Meat and fish were rare luxuries, but the distribution of goods was fairer than it had previously been. Education was more widely available. Every citizen not deemed an enemy of the state was assured a job and the bare means of subsistence. During this period the economy of the DPRK grew rapidly and on a per capita basis was well ahead of the ROK.
As the experience of the Soviet Union, the People’s Republic of China, and the DPRK all show, however, micromanaged, top-down economic planning has severe limits. There is initial fast growth based on the building of infrastructure and the mobilization of previ-ously underutilized manpower and industrial capacity. Then there is stagnation.
The absence of feedback between different sectors of the economy leads to bottlenecks in the system or the overproduction of goods for which there is no immediate use.
Mistakes like these could apply to entire factories: In the 1980s the Soviet Union helped North Korea build a factory capable of producing 10 million ball bearings every year; the factory was successfully completed, but there was no demand either in Korea or outside for the bearings (Buzo 1999, 169–170).
In the DPRK central planning was more than usually inept, since Kim Il Sung had a mistrust of professional expertise and made a point of putting undereducated but loyal Communist bureaucrats from his guerrilla faction in charge of the economy.

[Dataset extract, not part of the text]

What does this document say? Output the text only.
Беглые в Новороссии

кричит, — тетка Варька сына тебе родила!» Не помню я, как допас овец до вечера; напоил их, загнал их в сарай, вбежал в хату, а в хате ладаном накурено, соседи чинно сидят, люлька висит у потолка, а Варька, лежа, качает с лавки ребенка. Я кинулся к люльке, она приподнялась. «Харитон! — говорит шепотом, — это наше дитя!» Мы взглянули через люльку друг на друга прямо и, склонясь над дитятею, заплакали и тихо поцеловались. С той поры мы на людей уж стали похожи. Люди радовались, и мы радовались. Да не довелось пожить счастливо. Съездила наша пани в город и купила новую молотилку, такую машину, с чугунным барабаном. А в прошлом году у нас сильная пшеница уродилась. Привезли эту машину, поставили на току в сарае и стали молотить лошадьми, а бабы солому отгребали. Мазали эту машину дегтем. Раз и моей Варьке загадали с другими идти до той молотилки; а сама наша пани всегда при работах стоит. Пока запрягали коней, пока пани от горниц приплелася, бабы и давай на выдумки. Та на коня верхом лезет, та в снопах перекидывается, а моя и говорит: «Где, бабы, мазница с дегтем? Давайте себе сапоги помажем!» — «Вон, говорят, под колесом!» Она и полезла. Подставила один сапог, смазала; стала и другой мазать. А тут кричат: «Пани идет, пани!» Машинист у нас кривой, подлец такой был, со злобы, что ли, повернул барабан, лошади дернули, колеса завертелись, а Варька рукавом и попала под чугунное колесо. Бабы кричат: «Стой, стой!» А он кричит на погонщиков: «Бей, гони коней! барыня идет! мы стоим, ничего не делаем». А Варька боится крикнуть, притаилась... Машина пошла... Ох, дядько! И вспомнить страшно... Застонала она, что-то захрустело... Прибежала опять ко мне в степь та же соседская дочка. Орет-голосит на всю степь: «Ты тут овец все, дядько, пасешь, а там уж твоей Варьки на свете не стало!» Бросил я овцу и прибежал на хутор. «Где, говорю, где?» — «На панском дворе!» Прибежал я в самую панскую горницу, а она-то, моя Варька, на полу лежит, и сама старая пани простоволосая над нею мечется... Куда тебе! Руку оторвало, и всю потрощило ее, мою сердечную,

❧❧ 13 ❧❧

Party bureaucrats and man-agers with political pull would get the resources they needed for their projects so that they would meet their goals under the multiyear plan, while those without such pull would not, regardless of which projects were really essential.
Kim Il Sung’s management of the North Korean economy was also misguided in one of its core principles—autarky, the goal of making North Korea economically self-sufficient with a minimum reliance on imports from and exports to other countries.
Autarky had been the economic goal of Japan and to a degree of the Soviet Union in the 1930s; it was in part a reaction to the international depression of that period, when a sharp decline in world trade made self-sufficiency seem necessary.
This goal was less appropriate to the postwar era, when world trade expanded, and less practical for relatively small North Korea than for the vast Soviet Union or imperial Japan (which had conquered Korea and Manchuria in pursuit of autarky).
Though the word juche is sometimes translated as “self-reliance,” and economic self-sufficiency was one of its principle goals, the DPRK has always depended on foreign aid; only the sources of the aid have changed over the years.